Our client, age 26, was an 18-wheel driver. He was transporting a load which included bottles of alcohol.
He had picked up the cargo in the Port of Los Angeles and was driving north on the 710 Freeway when he decided to exit the freeway in Downey. He had felt the load shift and wanted to take a look inside his truck. It was about 10:00 p.m. and a week day. This was 2011.
Without All the Details, What Happened?: Big rig driver charged with DUI and leaves to Tennessee. Four years later his employer tells him about the bench warrant in California. Case dismissed on Serna motion.
According to a 911 call, our client sideswiped two cars as he was exiting the freeway. The caller gave the 911 dispatcher his name, address and phone number. He then watched as our client pulled over to the side of the road and used towels to mop up the mess of broken bottles and alcohol spilled inside the cargo area of his truck.
Our client’s hands were soaked in alcohol from the wet towels and his clothes were partially wet with alcohol, too.
A CHP officer was dispatched to the scene and saw our client on the side of the road.

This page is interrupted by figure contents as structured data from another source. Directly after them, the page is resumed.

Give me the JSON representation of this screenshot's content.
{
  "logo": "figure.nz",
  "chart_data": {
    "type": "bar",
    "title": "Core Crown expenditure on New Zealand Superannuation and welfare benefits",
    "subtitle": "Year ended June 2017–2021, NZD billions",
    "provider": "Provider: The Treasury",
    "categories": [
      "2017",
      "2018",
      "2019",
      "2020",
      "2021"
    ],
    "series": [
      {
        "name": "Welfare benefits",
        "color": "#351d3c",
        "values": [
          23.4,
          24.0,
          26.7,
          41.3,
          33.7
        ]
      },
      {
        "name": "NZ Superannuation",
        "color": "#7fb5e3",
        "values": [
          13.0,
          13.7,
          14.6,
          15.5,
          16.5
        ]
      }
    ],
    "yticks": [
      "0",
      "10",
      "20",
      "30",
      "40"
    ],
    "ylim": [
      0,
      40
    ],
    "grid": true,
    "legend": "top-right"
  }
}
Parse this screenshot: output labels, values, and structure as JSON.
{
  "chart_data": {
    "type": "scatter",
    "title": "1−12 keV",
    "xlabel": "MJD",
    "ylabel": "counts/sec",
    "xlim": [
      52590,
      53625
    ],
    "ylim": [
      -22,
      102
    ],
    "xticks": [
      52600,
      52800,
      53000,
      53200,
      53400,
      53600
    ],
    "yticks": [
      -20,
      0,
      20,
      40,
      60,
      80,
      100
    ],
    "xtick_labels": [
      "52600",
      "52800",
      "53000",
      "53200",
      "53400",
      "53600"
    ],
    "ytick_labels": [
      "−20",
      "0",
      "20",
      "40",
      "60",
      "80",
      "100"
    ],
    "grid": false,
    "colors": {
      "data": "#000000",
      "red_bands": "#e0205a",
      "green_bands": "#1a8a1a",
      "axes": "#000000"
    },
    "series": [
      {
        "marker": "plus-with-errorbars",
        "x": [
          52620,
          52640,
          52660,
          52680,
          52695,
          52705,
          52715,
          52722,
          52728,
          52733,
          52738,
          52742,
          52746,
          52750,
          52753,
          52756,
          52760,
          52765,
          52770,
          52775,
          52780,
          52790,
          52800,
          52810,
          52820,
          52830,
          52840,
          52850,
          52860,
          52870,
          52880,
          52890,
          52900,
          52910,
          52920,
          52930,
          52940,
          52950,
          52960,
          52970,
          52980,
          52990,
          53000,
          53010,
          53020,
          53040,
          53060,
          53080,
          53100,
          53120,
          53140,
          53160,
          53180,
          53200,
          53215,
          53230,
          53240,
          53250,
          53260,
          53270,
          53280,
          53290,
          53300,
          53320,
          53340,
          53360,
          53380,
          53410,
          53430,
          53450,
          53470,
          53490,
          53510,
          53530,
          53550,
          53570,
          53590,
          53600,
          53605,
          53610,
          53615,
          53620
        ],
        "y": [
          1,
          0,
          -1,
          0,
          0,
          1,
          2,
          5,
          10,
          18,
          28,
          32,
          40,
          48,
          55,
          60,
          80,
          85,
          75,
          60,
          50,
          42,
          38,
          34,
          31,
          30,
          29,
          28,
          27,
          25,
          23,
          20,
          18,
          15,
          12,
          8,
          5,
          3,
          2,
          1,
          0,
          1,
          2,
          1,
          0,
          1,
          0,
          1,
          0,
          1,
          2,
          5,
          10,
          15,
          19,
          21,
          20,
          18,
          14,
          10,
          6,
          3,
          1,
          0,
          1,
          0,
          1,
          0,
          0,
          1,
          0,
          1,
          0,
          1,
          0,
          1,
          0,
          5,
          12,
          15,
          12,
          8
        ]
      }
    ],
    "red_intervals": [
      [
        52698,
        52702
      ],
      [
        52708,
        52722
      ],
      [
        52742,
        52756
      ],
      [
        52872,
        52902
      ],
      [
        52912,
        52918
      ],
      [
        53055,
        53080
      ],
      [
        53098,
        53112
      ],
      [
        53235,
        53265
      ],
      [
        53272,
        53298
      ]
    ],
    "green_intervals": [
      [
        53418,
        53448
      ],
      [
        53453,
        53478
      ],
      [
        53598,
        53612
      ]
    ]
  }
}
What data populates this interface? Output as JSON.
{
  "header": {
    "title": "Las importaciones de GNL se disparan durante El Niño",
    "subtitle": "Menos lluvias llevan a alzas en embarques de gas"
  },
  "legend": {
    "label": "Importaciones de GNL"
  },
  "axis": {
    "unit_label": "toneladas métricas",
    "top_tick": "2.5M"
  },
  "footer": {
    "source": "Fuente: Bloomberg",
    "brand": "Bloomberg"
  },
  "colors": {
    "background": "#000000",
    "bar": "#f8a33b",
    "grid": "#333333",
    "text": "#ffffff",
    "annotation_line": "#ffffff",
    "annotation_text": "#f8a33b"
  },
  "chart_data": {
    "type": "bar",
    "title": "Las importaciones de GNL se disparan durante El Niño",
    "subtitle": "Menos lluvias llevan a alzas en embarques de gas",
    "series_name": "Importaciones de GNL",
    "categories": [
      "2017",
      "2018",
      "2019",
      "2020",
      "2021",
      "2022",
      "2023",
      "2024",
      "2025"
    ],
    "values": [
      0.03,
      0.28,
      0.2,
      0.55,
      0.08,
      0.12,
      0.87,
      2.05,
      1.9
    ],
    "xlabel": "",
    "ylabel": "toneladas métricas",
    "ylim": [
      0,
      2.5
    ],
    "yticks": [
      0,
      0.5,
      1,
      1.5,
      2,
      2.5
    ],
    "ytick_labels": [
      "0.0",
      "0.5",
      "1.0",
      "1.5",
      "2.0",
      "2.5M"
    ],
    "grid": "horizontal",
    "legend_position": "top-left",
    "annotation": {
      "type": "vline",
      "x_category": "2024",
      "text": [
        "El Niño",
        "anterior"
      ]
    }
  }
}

The 911 caller stayed at the location until the CHP arrived and then positively identified our client to the CHP as the driver.

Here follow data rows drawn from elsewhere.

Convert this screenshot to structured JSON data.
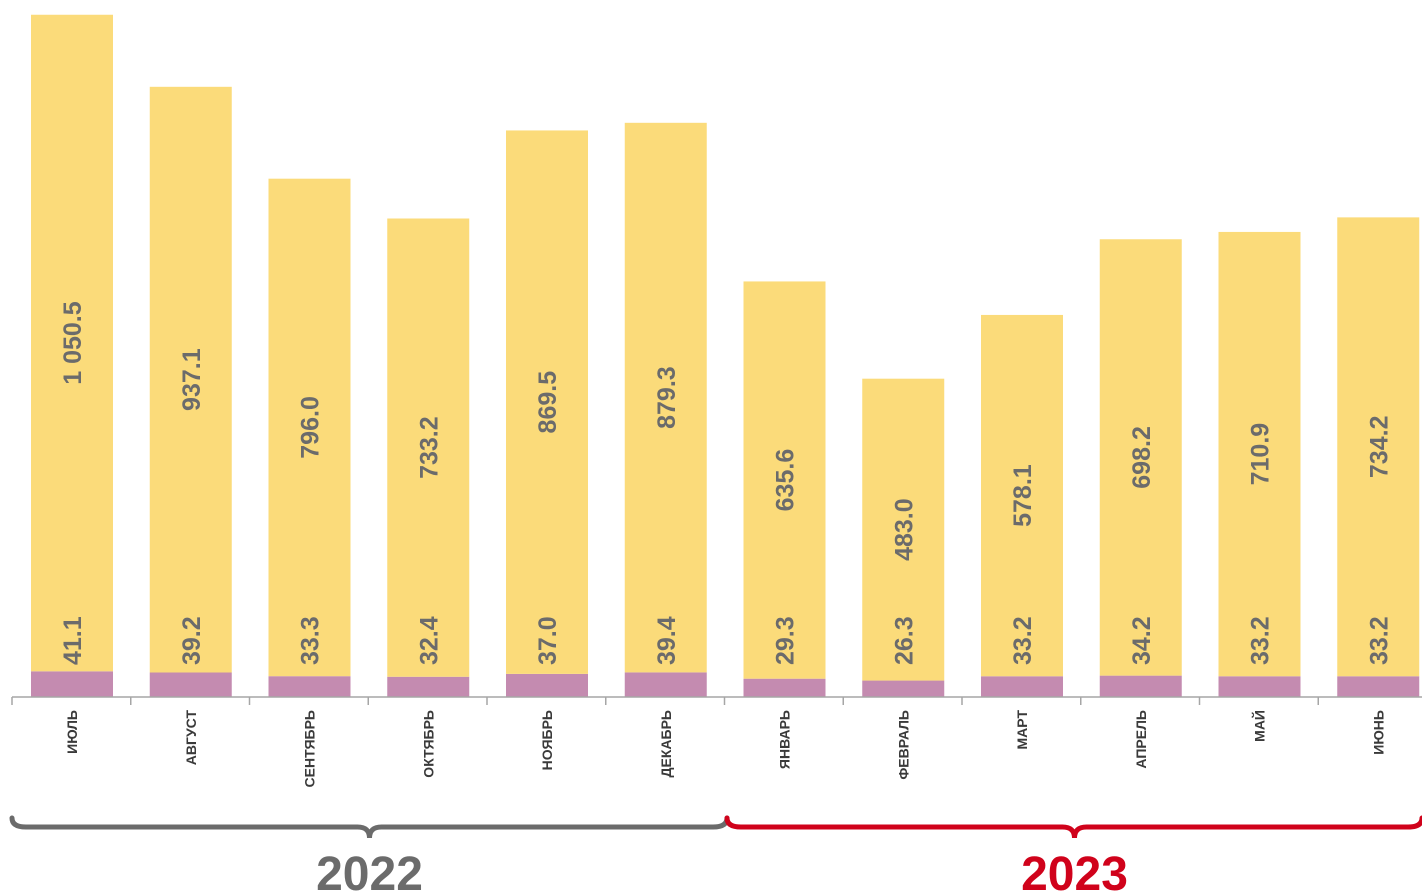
{
  "chart_data": {
    "type": "bar",
    "stacked": true,
    "categories": [
      "ИЮЛЬ",
      "АВГУСТ",
      "СЕНТЯБРЬ",
      "ОКТЯБРЬ",
      "НОЯБРЬ",
      "ДЕКАБРЬ",
      "ЯНВАРЬ",
      "ФЕВРАЛЬ",
      "МАРТ",
      "АПРЕЛЬ",
      "МАЙ",
      "ИЮНЬ"
    ],
    "series": [
      {
        "values": [
          41.1,
          39.2,
          33.3,
          32.4,
          37.0,
          39.4,
          29.3,
          26.3,
          33.2,
          34.2,
          33.2,
          33.2
        ],
        "labels": [
          "41.1",
          "39.2",
          "33.3",
          "32.4",
          "37.0",
          "39.4",
          "29.3",
          "26.3",
          "33.2",
          "34.2",
          "33.2",
          "33.2"
        ],
        "color": "#c48bb0"
      },
      {
        "values": [
          1050.5,
          937.1,
          796.0,
          733.2,
          869.5,
          879.3,
          635.6,
          483.0,
          578.1,
          698.2,
          710.9,
          734.2
        ],
        "labels": [
          "1 050.5",
          "937.1",
          "796.0",
          "733.2",
          "869.5",
          "879.3",
          "635.6",
          "483.0",
          "578.1",
          "698.2",
          "710.9",
          "734.2"
        ],
        "color": "#fbdb7a"
      }
    ],
    "groups": [
      {
        "label": "2022",
        "from": 0,
        "to": 5,
        "color": "#6b6b6b"
      },
      {
        "label": "2023",
        "from": 6,
        "to": 11,
        "color": "#d0021b"
      }
    ],
    "legend": "none",
    "grid": false
  }
}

The CHP smelled all the alcohol and noted the reported sideswipes. He quickly concluded that our client was DUI while at work driving an 18 wheel truck.
Our client explained that the smell of alcohol was from the load inside and offered to show the officer, but the officer declined the offer to look inside the truck. The officer also did not even look at the side of the client’s truck to see if there was damage to the side of the truck that would have confirmed the sideswipe reported.
Instead, the CHP officer asked our client to perform certain field sobriety tests on the road side. Our client, not from California, grew angry that he was being prejudged as drunk, so he refused to submit to the tests. He also refused to submit to a preliminary alcohol screening (PAS) test at the scene.
The CHP officer then arrested our client and took him to the local police station. Our client again refused to submit to a blood or breath test. He was then booked and held for a few hours.
The police then let our client leave the station, allegedly only after he signed a promise to appear in court about two months later.
The client then did leave, returning to Tennessee. He worked there and lived there for the next four years until one day, his employer told him about a bench warrant in California.
Shocked, the client called Greg Hill & Associates and discussed the case with Greg Hill. Greg described a Motion to Dismiss for Deprivation of one’s Sixth Amendment Right to a Speedy Trial. Greg said such motions are not always granted, especially when the defendant moves outside of California or even leaves right after being arrested. Greg warned that judges also are reluctant to grant such motions for fear of being seen as rewarding someone who did not come to court, perhaps when they signed a promise to appear.
However, the client told Greg that he never signed anything promising to appear in court. The client then retained Greg Hill & Associates.
This irritated Greg because it was unnecessary for the hearing and it seemed motivated by the judge to force a plea bargain instead. The client, however, agreed to come out to California for the hearing.
Greg Hill & Associates then filed the motion and discovered, quite fortuitously from the prosecutor, that the DA’s office had lost the 911 call and the phone number for the 911 caller was now out of service. This was actual prejudice to defendant, as the content of the 911 call was relevant toward the propriety of the traffic stop and then arrest, especially when the CHP officer failed to take pictures of any damage to the client’s rig.
On the day set for the hearing on the motion, the DA failed to subpoena any CHP officer to the hearing. This upset the judge.
The judge then continued the hearing about two weeks and ordered our client to return again to court.
Our client grumbled about this, but did return despite the enormous expense to him. At the second hearing on the motion, the young DA subpoenaed the wrong CHP officer quite luckily for our client. The judge then granted the motion. The case was dismissed. Our client was very happy indeed.
The lesson from this case was that while our office was aware of the risks of failure in such a motion, we prepared it and filed it. As the case facts developed, the case facts got better and better. It often pays to be aggressive, or in Latin, “Fortis Fortuna Adiuvat” (fortune favors the brave).